Bolu Kartalkaya'da 78 vatandaşımızın yanarak can verdiği o kara gecede, dumanlar yükselirken bir bakanın yaptığı açıklamalar hala hafızalarımızda. Yangının sorumlusu olarak apar topar Bolu Belediyesi'ni işaret etmesi, akıllarda soru işaretleri bırakmıştı. Ancak zamanla ortaya çıkan bilirkişi raporları, bu aceleci suçlamanın ne kadar temelsiz olduğunu gözler önüne serdi.

İlk bilirkişi raporu, Bakanlığın belirlediği 8 kişilik bir ekip tarafından hazırlanmıştı. Ancak bu rapor, Bolu Belediyesi'nin sorumluluğunu reddedince bir anda gözden düştü. Rapor dosyaya konulmadığı gibi, bilirkişiler de görevlerinden alındı. Ardından yeni bir bilirkişi ekibi oluşturuldu ve onların raporu da aynı gerçeği ortaya koydu: Bolu Belediyesi bu yangında yasal olarak sorumlu değildi.

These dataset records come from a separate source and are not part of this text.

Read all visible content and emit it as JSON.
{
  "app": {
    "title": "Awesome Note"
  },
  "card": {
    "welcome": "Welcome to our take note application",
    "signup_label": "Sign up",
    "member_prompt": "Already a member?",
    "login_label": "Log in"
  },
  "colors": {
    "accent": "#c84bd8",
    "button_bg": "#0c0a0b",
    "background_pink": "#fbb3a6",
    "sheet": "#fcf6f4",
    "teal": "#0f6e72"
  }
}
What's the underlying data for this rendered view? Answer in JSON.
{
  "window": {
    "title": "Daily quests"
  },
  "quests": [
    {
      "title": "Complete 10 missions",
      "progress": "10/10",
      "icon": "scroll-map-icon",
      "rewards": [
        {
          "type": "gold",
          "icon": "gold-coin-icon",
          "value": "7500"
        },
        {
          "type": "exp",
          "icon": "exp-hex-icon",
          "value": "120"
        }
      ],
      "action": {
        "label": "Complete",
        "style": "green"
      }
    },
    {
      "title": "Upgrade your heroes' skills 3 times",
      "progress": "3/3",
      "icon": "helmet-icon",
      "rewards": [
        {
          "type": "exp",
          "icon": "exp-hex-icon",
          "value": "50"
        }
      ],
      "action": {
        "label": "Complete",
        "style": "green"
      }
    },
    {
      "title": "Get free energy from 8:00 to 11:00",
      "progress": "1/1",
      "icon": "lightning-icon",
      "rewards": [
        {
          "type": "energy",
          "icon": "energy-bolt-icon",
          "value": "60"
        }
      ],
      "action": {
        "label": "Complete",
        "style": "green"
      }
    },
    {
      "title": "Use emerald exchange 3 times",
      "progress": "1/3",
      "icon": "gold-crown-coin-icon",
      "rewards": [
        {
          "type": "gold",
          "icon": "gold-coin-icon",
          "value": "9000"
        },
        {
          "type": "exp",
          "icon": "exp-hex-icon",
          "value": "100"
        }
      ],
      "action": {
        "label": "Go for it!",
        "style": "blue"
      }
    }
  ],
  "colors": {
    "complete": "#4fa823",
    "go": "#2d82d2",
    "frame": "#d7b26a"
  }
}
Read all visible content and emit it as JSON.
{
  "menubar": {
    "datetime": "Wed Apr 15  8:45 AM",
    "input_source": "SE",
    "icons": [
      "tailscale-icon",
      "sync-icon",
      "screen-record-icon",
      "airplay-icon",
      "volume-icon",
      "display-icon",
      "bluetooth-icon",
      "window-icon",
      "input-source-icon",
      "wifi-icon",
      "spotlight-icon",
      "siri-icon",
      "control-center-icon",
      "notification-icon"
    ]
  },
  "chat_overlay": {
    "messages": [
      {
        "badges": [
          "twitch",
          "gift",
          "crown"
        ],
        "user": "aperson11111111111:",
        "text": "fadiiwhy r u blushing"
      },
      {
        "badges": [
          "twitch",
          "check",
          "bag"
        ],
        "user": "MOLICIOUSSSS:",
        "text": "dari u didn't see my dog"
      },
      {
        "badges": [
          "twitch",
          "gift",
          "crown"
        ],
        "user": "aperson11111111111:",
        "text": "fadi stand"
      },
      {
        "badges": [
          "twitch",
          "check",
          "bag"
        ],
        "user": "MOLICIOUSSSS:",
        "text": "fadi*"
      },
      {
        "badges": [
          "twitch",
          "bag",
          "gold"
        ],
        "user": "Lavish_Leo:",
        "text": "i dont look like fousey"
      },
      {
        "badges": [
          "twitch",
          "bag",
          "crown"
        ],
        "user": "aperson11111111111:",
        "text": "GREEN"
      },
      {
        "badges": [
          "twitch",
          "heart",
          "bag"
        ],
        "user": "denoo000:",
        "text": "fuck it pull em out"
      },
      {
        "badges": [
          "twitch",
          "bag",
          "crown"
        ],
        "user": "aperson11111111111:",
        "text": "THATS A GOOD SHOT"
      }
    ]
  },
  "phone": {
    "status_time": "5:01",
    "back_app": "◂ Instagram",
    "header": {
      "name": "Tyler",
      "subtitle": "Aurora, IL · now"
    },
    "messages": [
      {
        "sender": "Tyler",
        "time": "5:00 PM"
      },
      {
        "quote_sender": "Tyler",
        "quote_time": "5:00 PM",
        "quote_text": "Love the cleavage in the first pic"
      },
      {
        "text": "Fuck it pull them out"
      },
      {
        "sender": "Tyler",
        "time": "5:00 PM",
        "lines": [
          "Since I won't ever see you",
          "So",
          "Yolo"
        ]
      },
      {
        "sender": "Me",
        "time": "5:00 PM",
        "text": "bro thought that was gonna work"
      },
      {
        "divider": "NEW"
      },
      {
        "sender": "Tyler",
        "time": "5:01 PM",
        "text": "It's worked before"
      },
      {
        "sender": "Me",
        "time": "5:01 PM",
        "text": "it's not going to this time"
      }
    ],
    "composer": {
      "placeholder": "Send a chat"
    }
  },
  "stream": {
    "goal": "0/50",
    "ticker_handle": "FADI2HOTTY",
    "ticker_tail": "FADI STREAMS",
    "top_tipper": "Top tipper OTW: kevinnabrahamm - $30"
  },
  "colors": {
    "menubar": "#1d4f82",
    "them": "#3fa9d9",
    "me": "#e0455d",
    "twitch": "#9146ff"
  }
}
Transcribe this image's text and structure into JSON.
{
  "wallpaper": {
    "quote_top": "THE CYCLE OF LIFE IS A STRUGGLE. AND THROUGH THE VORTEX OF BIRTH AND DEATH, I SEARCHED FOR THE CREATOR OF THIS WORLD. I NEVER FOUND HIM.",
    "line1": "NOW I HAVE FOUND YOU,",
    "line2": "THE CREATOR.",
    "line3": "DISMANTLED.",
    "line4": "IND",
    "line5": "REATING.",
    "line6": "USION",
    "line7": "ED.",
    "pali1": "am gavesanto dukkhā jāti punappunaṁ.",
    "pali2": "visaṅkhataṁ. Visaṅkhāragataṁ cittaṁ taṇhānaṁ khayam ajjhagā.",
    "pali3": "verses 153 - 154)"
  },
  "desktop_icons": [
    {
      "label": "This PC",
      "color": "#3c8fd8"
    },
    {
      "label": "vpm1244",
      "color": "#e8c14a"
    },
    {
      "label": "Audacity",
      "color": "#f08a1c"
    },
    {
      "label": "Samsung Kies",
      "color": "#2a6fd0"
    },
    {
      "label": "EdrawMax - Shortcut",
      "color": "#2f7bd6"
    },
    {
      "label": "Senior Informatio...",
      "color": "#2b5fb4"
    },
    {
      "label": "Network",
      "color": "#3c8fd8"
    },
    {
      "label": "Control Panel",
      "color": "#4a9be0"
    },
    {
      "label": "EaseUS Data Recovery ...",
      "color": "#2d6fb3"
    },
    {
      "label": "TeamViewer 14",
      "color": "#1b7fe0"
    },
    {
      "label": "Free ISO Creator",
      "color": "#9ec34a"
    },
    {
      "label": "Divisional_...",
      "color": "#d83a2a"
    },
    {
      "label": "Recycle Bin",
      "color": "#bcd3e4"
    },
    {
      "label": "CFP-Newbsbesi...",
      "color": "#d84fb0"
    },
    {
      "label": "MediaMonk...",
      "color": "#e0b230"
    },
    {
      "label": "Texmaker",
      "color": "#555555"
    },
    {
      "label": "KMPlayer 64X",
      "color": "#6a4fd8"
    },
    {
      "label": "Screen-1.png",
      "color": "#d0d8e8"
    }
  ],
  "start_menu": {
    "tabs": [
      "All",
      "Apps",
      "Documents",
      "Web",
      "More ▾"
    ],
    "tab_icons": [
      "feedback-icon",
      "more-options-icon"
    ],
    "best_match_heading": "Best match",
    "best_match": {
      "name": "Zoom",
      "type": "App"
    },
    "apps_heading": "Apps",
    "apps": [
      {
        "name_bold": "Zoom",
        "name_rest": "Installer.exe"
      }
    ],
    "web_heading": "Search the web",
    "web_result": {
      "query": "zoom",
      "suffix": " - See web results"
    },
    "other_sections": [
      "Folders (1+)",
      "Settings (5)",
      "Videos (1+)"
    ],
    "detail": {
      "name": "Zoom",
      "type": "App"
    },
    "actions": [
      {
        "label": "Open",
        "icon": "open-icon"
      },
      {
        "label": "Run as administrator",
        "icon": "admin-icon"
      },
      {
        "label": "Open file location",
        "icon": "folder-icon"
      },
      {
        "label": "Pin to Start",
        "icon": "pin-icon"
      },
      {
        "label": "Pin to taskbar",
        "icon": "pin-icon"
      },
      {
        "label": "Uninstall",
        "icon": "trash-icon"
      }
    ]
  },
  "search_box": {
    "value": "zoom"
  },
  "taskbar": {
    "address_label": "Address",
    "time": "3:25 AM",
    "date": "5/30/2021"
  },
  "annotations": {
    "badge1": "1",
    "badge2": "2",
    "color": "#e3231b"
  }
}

Peki, o zaman sorumlular kimdi?

Bilirkişi raporlarına göre, birinci sorumlu Özel İdare, ikinci sorumlu ise Turizm Bakanlığı idi. Sorumlular belli, tutuklananlar da belli. Ancak asıl merak edilen, yangının ilk anlarında Bolu Belediyesi'ni suçlayanların neden şimdi sessizliğe büründüğü.

O kameralar önünde, cesetlerden dumanlar yükselirken "sorumlu Bolu Belediyesi" diye haykıranlar, şimdi neden tek kelime etmiyor? Madem sorumlular belli, suçlular cezaevinde, o zaman bu iftirayı atanlar şimdi ne hissediyor?

Utanıyorlar mı?

İnanmadıkları ama çok iyi kullandıkları dini değerlere göre, bu iftira bir günah değil mi?

Ahlak denen o yüce değeri de unutmamak gerek. İnsan hayatının bu kadar ucuz olduğu, sorumluluktan kaçmanın bu kadar kolay olduğu bir dünyada, ahlak nerede duruyor? Kartalkaya'da yükselen dumanlar, sadece bir otelin değil, aynı zamanda vicdanların da yangınıydı. Ve o yangının dumanı, hala tütmeye devam ediyor.